Tony shrugged. "A what?" The clown was cradling something now in his hands, something that flashed silver in the dull light bulb. Was he going to do a magic trick?

"Shhhhhh!" snapped the clown, holding up a hand to his lips. "I think I hear our bus coming."

"Really?" asked Tony, getting to his feet and stuffing the comic into his backpack. He ran to the front of the bus shelter and stood beside the clown, shielding his eyes as the searing white light of the Greyhound signalled its arrival.

"Oh, and little boy," said the clown, his voice stretched thin, "you can tell your mother not to worry—we aren't going to be late anymore."

"Gee, how do you know that?"

Tony's eyes had adjusted to the light, and he saw now that the Greyhound's driver was wearing a cheap, plastic clown mask. The man in purple at his side gave a wheezing, sinister, hacking chuckle. " 'Cause I'm driving! Remember to wear your seatbelt!"

Marie- Cécile sat at the window, her Bible open on her lap, candles lit. She tried to pray. She moved her lips like Ruth, but nothing came out. Nothing at all. She was blind, even though her eyes were open. She was cold, even though she was wearing her coat indoors. It would take weeks to get the death certificate. Settling the estate. They would try to contact her long-lost brother. She was the executor of the will. The shop was hers. The house was hers . . .

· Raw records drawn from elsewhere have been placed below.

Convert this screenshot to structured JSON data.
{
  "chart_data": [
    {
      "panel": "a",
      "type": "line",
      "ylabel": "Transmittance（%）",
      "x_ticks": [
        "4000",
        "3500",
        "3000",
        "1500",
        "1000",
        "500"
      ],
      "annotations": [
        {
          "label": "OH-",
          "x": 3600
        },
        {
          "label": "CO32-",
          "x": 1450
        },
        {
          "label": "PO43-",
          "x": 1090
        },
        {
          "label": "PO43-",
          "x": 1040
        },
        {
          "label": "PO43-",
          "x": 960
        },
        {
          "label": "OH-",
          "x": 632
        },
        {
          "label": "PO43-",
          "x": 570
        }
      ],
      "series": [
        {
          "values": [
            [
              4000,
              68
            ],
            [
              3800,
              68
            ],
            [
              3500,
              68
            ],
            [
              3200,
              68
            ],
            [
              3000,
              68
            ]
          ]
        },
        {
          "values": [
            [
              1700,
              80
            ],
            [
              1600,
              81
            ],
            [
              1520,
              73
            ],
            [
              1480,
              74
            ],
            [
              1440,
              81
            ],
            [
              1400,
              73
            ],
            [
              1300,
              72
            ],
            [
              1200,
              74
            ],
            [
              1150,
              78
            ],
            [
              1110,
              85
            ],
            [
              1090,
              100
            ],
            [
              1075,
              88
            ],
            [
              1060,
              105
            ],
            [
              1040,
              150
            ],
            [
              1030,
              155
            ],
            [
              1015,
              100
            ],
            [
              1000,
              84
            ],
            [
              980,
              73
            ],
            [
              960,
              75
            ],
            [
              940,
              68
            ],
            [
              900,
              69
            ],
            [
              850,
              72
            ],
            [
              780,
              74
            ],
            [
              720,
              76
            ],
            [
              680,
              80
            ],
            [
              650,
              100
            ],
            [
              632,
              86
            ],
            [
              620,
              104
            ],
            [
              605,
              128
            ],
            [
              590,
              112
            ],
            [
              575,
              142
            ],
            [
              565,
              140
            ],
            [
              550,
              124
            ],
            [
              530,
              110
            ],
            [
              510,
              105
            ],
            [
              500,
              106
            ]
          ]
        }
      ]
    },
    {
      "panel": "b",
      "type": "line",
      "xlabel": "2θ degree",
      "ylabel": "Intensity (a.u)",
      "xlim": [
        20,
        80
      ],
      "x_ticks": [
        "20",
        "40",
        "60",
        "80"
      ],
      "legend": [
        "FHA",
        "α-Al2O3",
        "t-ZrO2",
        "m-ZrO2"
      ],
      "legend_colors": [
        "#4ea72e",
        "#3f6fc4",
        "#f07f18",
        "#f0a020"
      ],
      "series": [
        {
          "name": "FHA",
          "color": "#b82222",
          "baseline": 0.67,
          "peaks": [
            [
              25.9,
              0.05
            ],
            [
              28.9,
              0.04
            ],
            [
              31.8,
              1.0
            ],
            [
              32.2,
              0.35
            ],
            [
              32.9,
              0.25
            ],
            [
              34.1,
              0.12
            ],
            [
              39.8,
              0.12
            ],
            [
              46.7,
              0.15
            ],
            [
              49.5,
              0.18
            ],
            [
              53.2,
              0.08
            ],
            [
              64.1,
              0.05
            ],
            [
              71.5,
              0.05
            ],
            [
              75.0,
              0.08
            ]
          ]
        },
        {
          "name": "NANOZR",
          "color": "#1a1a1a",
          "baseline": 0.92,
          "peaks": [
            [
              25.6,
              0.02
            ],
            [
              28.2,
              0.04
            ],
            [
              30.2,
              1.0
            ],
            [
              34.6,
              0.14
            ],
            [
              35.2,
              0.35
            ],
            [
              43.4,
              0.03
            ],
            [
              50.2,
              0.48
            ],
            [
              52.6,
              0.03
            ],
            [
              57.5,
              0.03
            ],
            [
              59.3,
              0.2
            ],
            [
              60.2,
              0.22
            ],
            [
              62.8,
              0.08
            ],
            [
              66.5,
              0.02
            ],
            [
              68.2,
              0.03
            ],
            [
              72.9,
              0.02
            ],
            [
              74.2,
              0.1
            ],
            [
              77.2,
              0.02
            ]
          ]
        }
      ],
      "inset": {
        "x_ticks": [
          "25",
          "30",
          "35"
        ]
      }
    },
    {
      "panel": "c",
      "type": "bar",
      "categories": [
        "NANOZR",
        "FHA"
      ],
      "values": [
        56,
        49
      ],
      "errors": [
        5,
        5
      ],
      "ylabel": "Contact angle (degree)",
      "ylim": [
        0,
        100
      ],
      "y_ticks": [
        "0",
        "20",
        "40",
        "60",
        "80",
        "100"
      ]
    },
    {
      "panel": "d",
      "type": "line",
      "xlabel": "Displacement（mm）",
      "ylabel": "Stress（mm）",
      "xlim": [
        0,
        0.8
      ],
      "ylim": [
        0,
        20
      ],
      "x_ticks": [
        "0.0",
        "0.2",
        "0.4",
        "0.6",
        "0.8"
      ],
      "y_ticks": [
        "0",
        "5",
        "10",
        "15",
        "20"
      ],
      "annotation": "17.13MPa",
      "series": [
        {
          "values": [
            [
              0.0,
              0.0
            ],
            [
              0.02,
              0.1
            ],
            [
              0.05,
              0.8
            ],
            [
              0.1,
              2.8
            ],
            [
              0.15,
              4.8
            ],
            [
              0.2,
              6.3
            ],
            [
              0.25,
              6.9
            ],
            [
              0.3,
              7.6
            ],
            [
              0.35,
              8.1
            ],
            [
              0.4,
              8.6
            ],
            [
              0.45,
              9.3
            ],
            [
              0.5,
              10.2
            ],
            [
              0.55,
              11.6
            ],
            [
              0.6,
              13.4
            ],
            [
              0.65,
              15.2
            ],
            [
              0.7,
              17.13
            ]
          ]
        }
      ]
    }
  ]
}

A heart attack. She'd been through his medicine cabinet, she'd been with him to the doctor's before, as a matter of necessity. No one talked about the drinking; she'd always thought it would be his liver that got to him first. He couldn't speak, so she never left his side. His interpreter. It was as if she'd been separated from her shadow. But that wasn't quite true, either. You needed sunlight to see your shadow; you never saw your shadow in the dark. But she was always with him in the dark, in the daylight, by moon, by cloud, rain, wind, fog. Year after year after year . . .

She hurled the Bible against the wall and screamed. She couldn't keep speaking to herself in her own head. But there wasn't anyone else. She had no friends, no living relatives. She had never before seen how empty her life was. What had the Joker said? "Boring, asthmatic life"? She stared at the wad of American bills on the dresser. She wasn't childish enough to think of it as tainted money, but she couldn't stop looking, couldn't stop thinking. Where was he now? "He would have laughed," she said softly, lighting herself a cigarette. "He would have said, 'I told you so.'"

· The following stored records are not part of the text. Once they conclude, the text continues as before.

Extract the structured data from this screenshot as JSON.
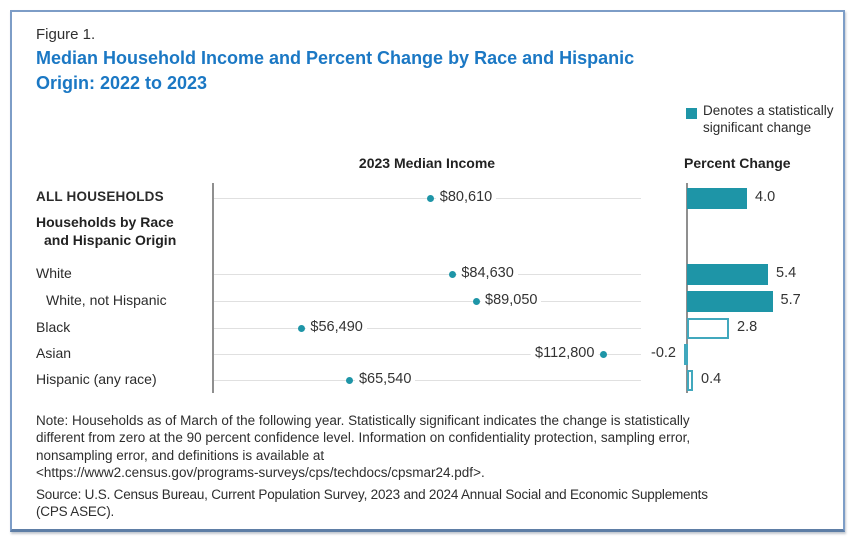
{
  "figure": {
    "label": "Figure 1.",
    "title_lines": [
      "Median Household Income and Percent Change by Race and Hispanic",
      "Origin: 2022 to 2023"
    ]
  },
  "legend": {
    "swatch_color": "#1E95A7",
    "lines": [
      "Denotes a statistically",
      "significant change"
    ]
  },
  "columns": {
    "income_header": "2023 Median Income",
    "pct_header": "Percent Change"
  },
  "section": {
    "lines": [
      "Households by Race",
      "and Hispanic Origin"
    ]
  },
  "rows": [
    {
      "label": "ALL HOUSEHOLDS",
      "caps": true,
      "indent": false,
      "income": 80610,
      "income_label": "$80,610",
      "income_label_side": "right",
      "pct": 4.0,
      "pct_label": "4.0",
      "significant": true
    },
    {
      "label": "White",
      "caps": false,
      "indent": false,
      "income": 84630,
      "income_label": "$84,630",
      "income_label_side": "right",
      "pct": 5.4,
      "pct_label": "5.4",
      "significant": true
    },
    {
      "label": "White, not Hispanic",
      "caps": false,
      "indent": true,
      "income": 89050,
      "income_label": "$89,050",
      "income_label_side": "right",
      "pct": 5.7,
      "pct_label": "5.7",
      "significant": true
    },
    {
      "label": "Black",
      "caps": false,
      "indent": false,
      "income": 56490,
      "income_label": "$56,490",
      "income_label_side": "right",
      "pct": 2.8,
      "pct_label": "2.8",
      "significant": false
    },
    {
      "label": "Asian",
      "caps": false,
      "indent": false,
      "income": 112800,
      "income_label": "$112,800",
      "income_label_side": "left",
      "pct": -0.2,
      "pct_label": "-0.2",
      "significant": false
    },
    {
      "label": "Hispanic (any race)",
      "caps": false,
      "indent": false,
      "income": 65540,
      "income_label": "$65,540",
      "income_label_side": "right",
      "pct": 0.4,
      "pct_label": "0.4",
      "significant": false
    }
  ],
  "chart_data": {
    "type": "bar",
    "title": "Median Household Income and Percent Change by Race and Hispanic Origin: 2022 to 2023",
    "categories": [
      "ALL HOUSEHOLDS",
      "White",
      "White, not Hispanic",
      "Black",
      "Asian",
      "Hispanic (any race)"
    ],
    "series": [
      {
        "name": "2023 Median Income",
        "values": [
          80610,
          84630,
          89050,
          56490,
          112800,
          65540
        ]
      },
      {
        "name": "Percent Change",
        "values": [
          4.0,
          5.4,
          5.7,
          2.8,
          -0.2,
          0.4
        ]
      }
    ],
    "statistically_significant": [
      true,
      true,
      true,
      false,
      false,
      false
    ],
    "legend": "Denotes a statistically significant change",
    "layout": {
      "income_axis_min": 40000,
      "income_axis_max": 120000,
      "grid": "horizontal-row-lines",
      "legend_position": "top-right"
    },
    "colors": {
      "significant_fill": "#1E95A7",
      "not_significant": "white with teal outline",
      "title": "#1B78C4"
    }
  },
  "notes": {
    "note_lines": [
      "Note: Households as of March of the following year. Statistically significant indicates the change is statistically",
      "different from zero at the 90 percent confidence level. Information on confidentiality protection, sampling error,",
      "nonsampling error, and definitions is available at",
      "<https://www2.census.gov/programs-surveys/cps/techdocs/cpsmar24.pdf>."
    ],
    "source_lines": [
      "Source: U.S. Census Bureau, Current Population Survey, 2023 and 2024 Annual Social and Economic Supplements",
      "(CPS ASEC)."
    ]
  }
}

So what? Who cared what he would have said, what he would have done? He was insane and dangerous and loathsome. He didn't give a toss about the sanctity of human life. He didn't understand loss. Why were her thoughts dwelling with some crazy who insisted on wearing a purple suit, instead of on the practicalities, the aching, pitiful realities, of preparing for her father's funeral, of living life without him?

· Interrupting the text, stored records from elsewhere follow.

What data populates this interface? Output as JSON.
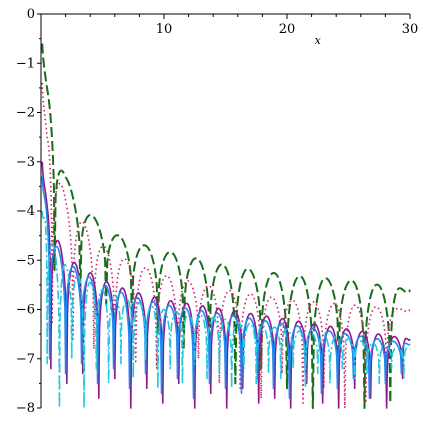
{
  "chart_data": {
    "type": "line",
    "title": "",
    "xlabel": "x",
    "ylabel": "",
    "xlim": [
      0,
      30
    ],
    "ylim": [
      -8,
      0
    ],
    "x_ticks": [
      10,
      20,
      30
    ],
    "y_ticks": [
      0,
      -1,
      -2,
      -3,
      -4,
      -5,
      -6,
      -7,
      -8
    ],
    "x_tick_labels": [
      "10",
      "20",
      "30"
    ],
    "y_tick_labels": [
      "0",
      "−1",
      "−2",
      "−3",
      "−4",
      "−5",
      "−6",
      "−7",
      "−8"
    ],
    "grid": false,
    "legend": "none",
    "series": [
      {
        "color": "#1a6b1a",
        "style": "long-dash",
        "envelope_x": [
          0.1,
          0.5,
          1,
          2,
          3,
          5,
          7,
          10,
          15,
          20,
          25,
          30
        ],
        "envelope_y": [
          -0.6,
          -1.5,
          -2.4,
          -3.3,
          -3.8,
          -4.3,
          -4.6,
          -4.8,
          -5.1,
          -5.3,
          -5.4,
          -5.6
        ],
        "dips_x": [
          1.1,
          3.2,
          5.3,
          7.4,
          9.5,
          11.6,
          13.7,
          15.8,
          17.9,
          20.0,
          22.1,
          24.2,
          26.3,
          28.4
        ],
        "dips_y": [
          -5.2,
          -5.6,
          -5.9,
          -6.3,
          -6.5,
          -6.8,
          -7.1,
          -7.5,
          -7.2,
          -7.6,
          -8.0,
          -7.3,
          -8.0,
          -7.9
        ]
      },
      {
        "color": "#cc2266",
        "style": "dotted",
        "envelope_x": [
          0.1,
          0.5,
          1,
          2,
          3,
          5,
          7,
          10,
          15,
          20,
          25,
          30
        ],
        "envelope_y": [
          -1.4,
          -2.5,
          -3.0,
          -3.7,
          -4.1,
          -4.7,
          -5.0,
          -5.3,
          -5.6,
          -5.8,
          -5.9,
          -6.0
        ],
        "dips_x": [
          0.9,
          2.6,
          4.3,
          6.0,
          7.7,
          9.4,
          11.1,
          12.8,
          14.5,
          16.2,
          17.9,
          19.6,
          21.3,
          23.0,
          24.7,
          26.4,
          28.1
        ],
        "dips_y": [
          -6.3,
          -6.6,
          -6.8,
          -7.0,
          -7.1,
          -7.2,
          -7.4,
          -7.0,
          -7.5,
          -7.6,
          -7.8,
          -7.3,
          -7.9,
          -7.6,
          -8.0,
          -7.9,
          -7.5
        ]
      },
      {
        "color": "#8b1a8b",
        "style": "solid",
        "envelope_x": [
          0.1,
          0.5,
          1,
          2,
          3,
          5,
          7,
          10,
          15,
          20,
          25,
          30
        ],
        "envelope_y": [
          -3.0,
          -3.9,
          -4.4,
          -4.9,
          -5.1,
          -5.4,
          -5.6,
          -5.8,
          -6.0,
          -6.2,
          -6.4,
          -6.6
        ],
        "dips_x": [
          0.8,
          2.1,
          3.4,
          4.7,
          6.0,
          7.3,
          8.6,
          9.9,
          11.2,
          12.5,
          13.8,
          15.1,
          16.4,
          17.7,
          19.0,
          20.3,
          21.6,
          22.9,
          24.2,
          25.5,
          26.8,
          28.1,
          29.4
        ],
        "dips_y": [
          -7.2,
          -7.5,
          -7.3,
          -7.8,
          -7.4,
          -8.0,
          -7.6,
          -7.9,
          -7.5,
          -8.0,
          -7.7,
          -8.0,
          -7.6,
          -7.9,
          -7.8,
          -8.0,
          -7.5,
          -7.9,
          -8.0,
          -7.6,
          -7.8,
          -8.0,
          -7.4
        ]
      },
      {
        "color": "#2288ee",
        "style": "solid",
        "envelope_x": [
          0.1,
          0.5,
          1,
          2,
          3,
          5,
          7,
          10,
          15,
          20,
          25,
          30
        ],
        "envelope_y": [
          -3.3,
          -4.1,
          -4.6,
          -5.0,
          -5.2,
          -5.5,
          -5.7,
          -5.9,
          -6.1,
          -6.3,
          -6.5,
          -6.7
        ],
        "dips_x": [
          0.7,
          2.0,
          3.3,
          4.6,
          5.9,
          7.2,
          8.5,
          9.8,
          11.1,
          12.4,
          13.7,
          15.0,
          16.3,
          17.6,
          18.9,
          20.2,
          21.5,
          22.8,
          24.1,
          25.4,
          26.7,
          28.0,
          29.3
        ],
        "dips_y": [
          -7.0,
          -7.3,
          -7.1,
          -7.5,
          -7.2,
          -7.6,
          -7.3,
          -7.7,
          -7.4,
          -7.8,
          -7.5,
          -7.6,
          -7.7,
          -7.4,
          -7.6,
          -7.8,
          -7.3,
          -7.7,
          -7.6,
          -7.4,
          -7.8,
          -7.5,
          -7.3
        ]
      },
      {
        "color": "#22c8dd",
        "style": "dash-dot",
        "envelope_x": [
          0.1,
          0.5,
          1,
          2,
          3,
          5,
          7,
          10,
          15,
          20,
          25,
          30
        ],
        "envelope_y": [
          -4.0,
          -4.3,
          -4.7,
          -5.1,
          -5.3,
          -5.6,
          -5.8,
          -6.0,
          -6.2,
          -6.4,
          -6.6,
          -6.8
        ],
        "dips_x": [
          0.5,
          1.5,
          2.5,
          3.5,
          4.5,
          5.5,
          6.5,
          7.5,
          8.5,
          9.5,
          10.5,
          11.5,
          12.5,
          13.5,
          14.5,
          15.5,
          16.5,
          17.5,
          18.5,
          19.5,
          20.5,
          21.5,
          22.5,
          23.5,
          24.5,
          25.5,
          26.5,
          27.5,
          28.5,
          29.5
        ],
        "dips_y": [
          -7.1,
          -8.0,
          -7.0,
          -8.0,
          -7.2,
          -7.5,
          -7.1,
          -7.4,
          -7.0,
          -7.6,
          -7.2,
          -7.5,
          -7.1,
          -7.4,
          -7.3,
          -7.6,
          -7.2,
          -7.5,
          -7.3,
          -7.4,
          -7.2,
          -7.6,
          -7.3,
          -7.5,
          -7.2,
          -7.4,
          -7.3,
          -7.5,
          -7.2,
          -7.4
        ]
      }
    ]
  }
}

She looked at her cigarette. "I could burn the house down," she thought. A day before, she had been so eager to burn a set of clothes that represented all she despised. What she despised and was fascinating, actually, and that's why she wanted to burn them. She stared at the cigarette in her hand, then puffed on it meditatively. "I'm going to get through this," she said with a shudder. The tears she had been hiding from everyone slowly jetted out of her eyes. She squeezed her arms in a hug around her torso, the bony forearms meeting the tight cage of her ribs, the heel of her hand digging into her belly. The scars there that no one knew about. The baby she'd never had.